Need to add a tree transplanted flag.

  • Migrate the database schema?
  • Change the hard-coded property list?

A data framework allows new properties to added as needed—even properties not anticipated.

Property Names

Your program adds a tree % mature when transplanted data point.

  • Do downstream processing applications support % in property names?
  • Do services choke when properties contain spaces?
  • Does the main program even support this name format throughout its modules?
  • How would you know?

A data framework provides rules for consistent, valid property names.

Property Identity

Your program encounters two different data points named mold.

  • The tree manager indicates whether a scaffold device is used to mold the shape of the tree.
  • The tree doctor indicates whether sooty mold was found on the leaves.

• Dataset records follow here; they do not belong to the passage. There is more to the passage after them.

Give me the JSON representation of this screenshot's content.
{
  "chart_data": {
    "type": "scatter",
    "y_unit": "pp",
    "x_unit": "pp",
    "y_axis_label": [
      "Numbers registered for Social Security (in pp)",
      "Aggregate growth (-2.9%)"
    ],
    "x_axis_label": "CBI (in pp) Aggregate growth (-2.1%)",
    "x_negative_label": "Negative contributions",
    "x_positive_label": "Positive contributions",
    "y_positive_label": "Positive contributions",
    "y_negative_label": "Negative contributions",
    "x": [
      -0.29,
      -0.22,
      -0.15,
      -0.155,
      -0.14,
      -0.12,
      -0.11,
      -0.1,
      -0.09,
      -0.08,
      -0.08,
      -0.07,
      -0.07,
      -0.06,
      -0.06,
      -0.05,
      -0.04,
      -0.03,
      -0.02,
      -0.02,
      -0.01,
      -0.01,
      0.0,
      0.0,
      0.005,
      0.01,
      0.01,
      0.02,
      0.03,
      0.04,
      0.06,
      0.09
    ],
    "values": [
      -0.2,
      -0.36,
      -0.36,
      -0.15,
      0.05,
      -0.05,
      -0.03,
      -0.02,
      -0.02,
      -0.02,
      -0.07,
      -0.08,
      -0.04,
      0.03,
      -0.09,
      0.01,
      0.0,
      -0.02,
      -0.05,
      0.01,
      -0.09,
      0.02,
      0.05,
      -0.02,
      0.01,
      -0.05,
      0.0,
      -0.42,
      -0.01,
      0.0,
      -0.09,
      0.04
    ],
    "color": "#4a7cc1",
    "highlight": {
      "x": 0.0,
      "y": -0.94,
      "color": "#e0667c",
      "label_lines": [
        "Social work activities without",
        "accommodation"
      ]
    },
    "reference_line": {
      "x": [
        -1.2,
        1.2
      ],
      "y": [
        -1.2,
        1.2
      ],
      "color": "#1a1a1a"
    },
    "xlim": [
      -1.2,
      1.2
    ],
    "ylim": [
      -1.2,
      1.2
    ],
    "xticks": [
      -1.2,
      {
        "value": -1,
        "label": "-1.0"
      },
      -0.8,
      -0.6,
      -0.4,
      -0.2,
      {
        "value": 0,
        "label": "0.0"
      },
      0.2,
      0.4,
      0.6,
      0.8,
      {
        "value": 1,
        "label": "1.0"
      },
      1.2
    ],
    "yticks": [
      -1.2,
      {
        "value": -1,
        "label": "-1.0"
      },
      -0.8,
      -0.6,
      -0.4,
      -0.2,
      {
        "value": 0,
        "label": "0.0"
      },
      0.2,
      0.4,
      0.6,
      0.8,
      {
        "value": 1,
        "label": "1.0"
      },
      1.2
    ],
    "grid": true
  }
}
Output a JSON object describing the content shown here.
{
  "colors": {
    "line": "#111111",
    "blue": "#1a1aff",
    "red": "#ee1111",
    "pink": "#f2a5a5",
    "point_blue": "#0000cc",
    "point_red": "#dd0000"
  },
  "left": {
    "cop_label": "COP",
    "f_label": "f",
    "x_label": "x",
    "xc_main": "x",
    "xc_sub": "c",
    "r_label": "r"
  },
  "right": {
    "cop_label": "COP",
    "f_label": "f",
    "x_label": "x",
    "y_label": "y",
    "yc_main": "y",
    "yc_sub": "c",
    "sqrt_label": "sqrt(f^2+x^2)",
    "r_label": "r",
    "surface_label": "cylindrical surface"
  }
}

A data framework provides a mechanism for unambiuously identifying properties.

Property Vocabularies

A third party already provides a property for indicating species.

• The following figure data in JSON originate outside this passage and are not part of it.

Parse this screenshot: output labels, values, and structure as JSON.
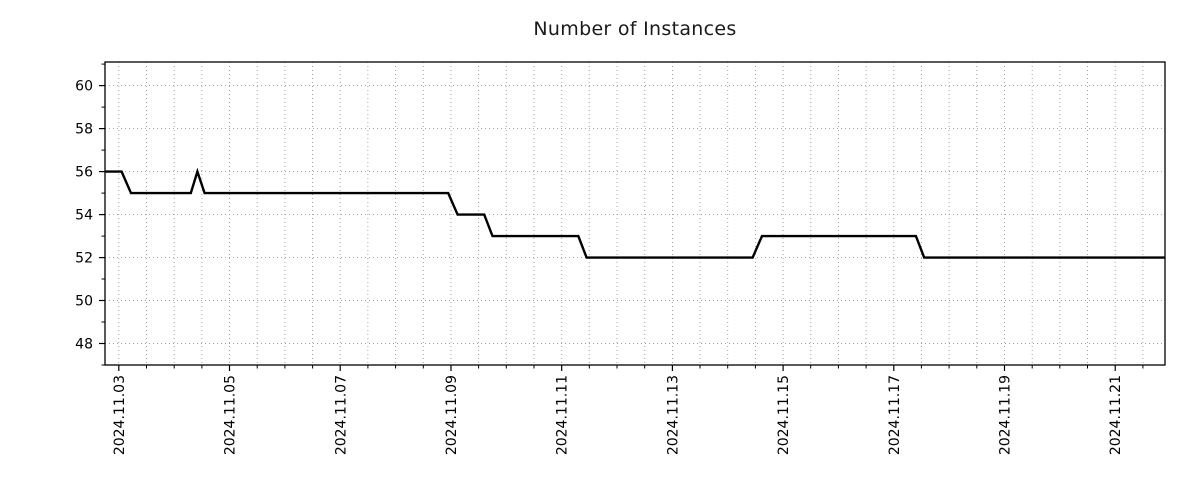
{
  "chart_data": {
    "type": "line",
    "title": "Number of Instances",
    "x_axis": {
      "tick_labels": [
        "2024.11.03",
        "2024.11.05",
        "2024.11.07",
        "2024.11.09",
        "2024.11.11",
        "2024.11.13",
        "2024.11.15",
        "2024.11.17",
        "2024.11.19",
        "2024.11.21"
      ],
      "tick_days": [
        0,
        2,
        4,
        6,
        8,
        10,
        12,
        14,
        16,
        18
      ],
      "minor_step_days": 0.5,
      "lim_days": [
        -0.25,
        18.9
      ]
    },
    "y_axis": {
      "ticks": [
        48,
        50,
        52,
        54,
        56,
        58,
        60
      ],
      "minor_step": 1,
      "lim": [
        47.0,
        61.1
      ]
    },
    "grid": {
      "show": true,
      "color": "#9b9b9b",
      "style": "dotted"
    },
    "axis_color": "#000000",
    "tick_label_color": "#000000",
    "tick_label_size": 14,
    "series": [
      {
        "color": "#000000",
        "width": 2.4,
        "points_day_value": [
          [
            -0.25,
            56
          ],
          [
            0.05,
            56
          ],
          [
            0.22,
            55
          ],
          [
            1.3,
            55
          ],
          [
            1.42,
            56
          ],
          [
            1.55,
            55
          ],
          [
            5.95,
            55
          ],
          [
            6.12,
            54
          ],
          [
            6.6,
            54
          ],
          [
            6.75,
            53
          ],
          [
            8.3,
            53
          ],
          [
            8.45,
            52
          ],
          [
            11.45,
            52
          ],
          [
            11.62,
            53
          ],
          [
            14.4,
            53
          ],
          [
            14.55,
            52
          ],
          [
            18.9,
            52
          ]
        ]
      }
    ]
  }
}
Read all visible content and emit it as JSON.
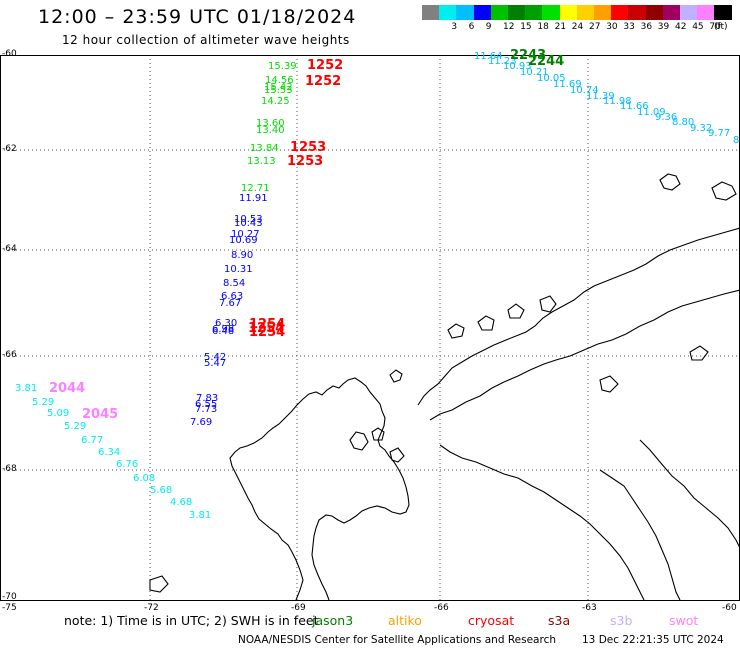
{
  "header": {
    "title": "12:00 – 23:59 UTC 01/18/2024",
    "subtitle": "12 hour collection of altimeter wave heights"
  },
  "colorbar": {
    "unit": "(ft)",
    "bins": [
      {
        "color": "#808080",
        "label": ""
      },
      {
        "color": "#00eeee",
        "label": "3"
      },
      {
        "color": "#00bfff",
        "label": "6"
      },
      {
        "color": "#0000ff",
        "label": "9"
      },
      {
        "color": "#00c000",
        "label": "12"
      },
      {
        "color": "#008000",
        "label": "15"
      },
      {
        "color": "#00a000",
        "label": "18"
      },
      {
        "color": "#00e000",
        "label": "21"
      },
      {
        "color": "#ffff00",
        "label": "24"
      },
      {
        "color": "#ffd000",
        "label": "27"
      },
      {
        "color": "#ffa000",
        "label": "30"
      },
      {
        "color": "#ff0000",
        "label": "33"
      },
      {
        "color": "#c80000",
        "label": "36"
      },
      {
        "color": "#900000",
        "label": "39"
      },
      {
        "color": "#a00060",
        "label": "42"
      },
      {
        "color": "#c0b0ff",
        "label": "45"
      },
      {
        "color": "#ff80ff",
        "label": "70"
      },
      {
        "color": "#000000",
        "label": ""
      }
    ]
  },
  "axes": {
    "lat_labels": [
      "-60",
      "-62",
      "-64",
      "-66",
      "-68",
      "-70"
    ],
    "lon_labels": [
      "-75",
      "-72",
      "-69",
      "-66",
      "-63",
      "-60"
    ]
  },
  "wave_groups": [
    {
      "color": "#00bfff",
      "values": [
        "11.64",
        "11.23",
        "10.93",
        "10.21",
        "10.05",
        "11.69",
        "10.74",
        "11.39",
        "11.98",
        "11.66",
        "11.09",
        "9.36",
        "8.80",
        "9.32",
        "9.77",
        "8"
      ]
    },
    {
      "color": "#00e000",
      "values": [
        "15.39",
        "14.56",
        "15.42",
        "15.53",
        "14.25",
        "13.60",
        "13.40",
        "13.84",
        "13.13",
        "12.71"
      ]
    },
    {
      "color": "#0000ff",
      "values": [
        "11.91",
        "10.53",
        "10.43",
        "10.27",
        "10.69",
        "8.90",
        "10.31",
        "8.54",
        "6.63",
        "7.67",
        "6.30",
        "6.98",
        "6.48",
        "5.42",
        "5.47",
        "7.83",
        "6.55",
        "7.73",
        "7.69"
      ]
    },
    {
      "color": "#00eeee",
      "values": [
        "3.81",
        "5.29",
        "5.09",
        "5.29",
        "6.77",
        "6.34",
        "6.76",
        "6.08",
        "5.68",
        "4.68",
        "3.81"
      ]
    }
  ],
  "time_labels": [
    {
      "text": "2243",
      "color": "#008000"
    },
    {
      "text": "2244",
      "color": "#008000"
    },
    {
      "text": "1252",
      "color": "#ff0000"
    },
    {
      "text": "1252",
      "color": "#ff0000"
    },
    {
      "text": "1253",
      "color": "#ff0000"
    },
    {
      "text": "1253",
      "color": "#ff0000"
    },
    {
      "text": "1254",
      "color": "#ff0000"
    },
    {
      "text": "1254",
      "color": "#ff0000"
    },
    {
      "text": "1254",
      "color": "#ff0000"
    },
    {
      "text": "2044",
      "color": "#ff80ff"
    },
    {
      "text": "2045",
      "color": "#ff80ff"
    }
  ],
  "footer": {
    "note": "note:  1) Time is in UTC; 2) SWH is in feet",
    "satellites": [
      {
        "name": "jason3",
        "color": "#008000"
      },
      {
        "name": "altiko",
        "color": "#ffa000"
      },
      {
        "name": "cryosat",
        "color": "#ff0000"
      },
      {
        "name": "s3a",
        "color": "#900000"
      },
      {
        "name": "s3b",
        "color": "#c0b0ff"
      },
      {
        "name": "swot",
        "color": "#ff80ff"
      }
    ],
    "credit": "NOAA/NESDIS Center for Satellite Applications and Research",
    "timestamp": "13 Dec 22:21:35 UTC 2024"
  }
}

  • The livestock department is already using the species property from the biology vocabulary.
  • Both departments want a common service for requesting additional per-species data.

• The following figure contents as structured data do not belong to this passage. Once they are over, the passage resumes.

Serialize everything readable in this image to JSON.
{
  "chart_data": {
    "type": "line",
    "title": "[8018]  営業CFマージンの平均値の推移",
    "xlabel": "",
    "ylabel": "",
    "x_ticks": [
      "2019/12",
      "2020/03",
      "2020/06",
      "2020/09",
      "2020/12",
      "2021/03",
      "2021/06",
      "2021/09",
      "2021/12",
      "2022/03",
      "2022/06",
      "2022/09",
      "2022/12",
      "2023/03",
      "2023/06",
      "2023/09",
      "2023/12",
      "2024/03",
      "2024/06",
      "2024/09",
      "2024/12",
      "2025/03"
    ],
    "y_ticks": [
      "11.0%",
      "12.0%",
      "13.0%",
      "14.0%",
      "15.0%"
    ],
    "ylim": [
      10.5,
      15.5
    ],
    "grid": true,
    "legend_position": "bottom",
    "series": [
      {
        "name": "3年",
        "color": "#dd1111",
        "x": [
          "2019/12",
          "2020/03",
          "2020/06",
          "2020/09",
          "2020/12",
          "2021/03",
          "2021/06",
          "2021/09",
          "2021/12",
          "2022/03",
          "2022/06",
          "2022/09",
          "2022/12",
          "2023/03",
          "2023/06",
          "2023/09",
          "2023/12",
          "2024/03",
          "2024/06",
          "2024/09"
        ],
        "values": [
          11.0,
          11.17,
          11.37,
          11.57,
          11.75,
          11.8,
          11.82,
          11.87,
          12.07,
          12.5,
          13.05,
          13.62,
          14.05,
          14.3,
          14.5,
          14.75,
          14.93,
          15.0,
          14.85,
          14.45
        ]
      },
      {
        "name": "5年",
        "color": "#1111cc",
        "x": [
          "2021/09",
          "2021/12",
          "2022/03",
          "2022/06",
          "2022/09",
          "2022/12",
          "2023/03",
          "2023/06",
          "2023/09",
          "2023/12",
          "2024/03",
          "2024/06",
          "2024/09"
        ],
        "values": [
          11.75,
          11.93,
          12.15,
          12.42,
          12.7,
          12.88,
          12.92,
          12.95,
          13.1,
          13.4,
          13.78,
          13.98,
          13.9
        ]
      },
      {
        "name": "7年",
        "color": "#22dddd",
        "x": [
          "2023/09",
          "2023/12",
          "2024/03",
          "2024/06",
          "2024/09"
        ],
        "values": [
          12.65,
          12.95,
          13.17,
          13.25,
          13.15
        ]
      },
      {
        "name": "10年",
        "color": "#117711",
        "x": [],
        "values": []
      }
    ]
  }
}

A data framework provides a mechanism for integrating third-party vocabularies.

Property Subjects

The tree database needs to track whether a tree is deciduous, shedding its leaves every year.

  • Tree with ID 456 is deciduous.
  • But all oak trees are deciduous.
  • deciduous should be a property of the species Quercus macrocarpa, not of “Tree #456”.

A data framework rigorously indicates the thing being described.

Ontologies

A new property salary is introduced to describe employees.

  • How does the program user interface know that a tree should not have a salary?
  • How does the program user interface know that salary value should be a decimal value, and not a species name?

A data framework provides a means for defining the types and properties themselves:

  • Which types of things a property can be assigned to.
  • What types of values a property may be assigned.

Reasoning

A user needs to determine whether Tree #456 is deciduous.

  • The data indicates that Tree #456 is an oak tree.
  • The data indicates that all oak trees are decidious.
  • Therefore Tree #456 must be deciduous.
  • This is logically implied by the data.

A data framework provides a means for defining semantic relationships among the types and properties, so that a reasoning system can make logical inferences.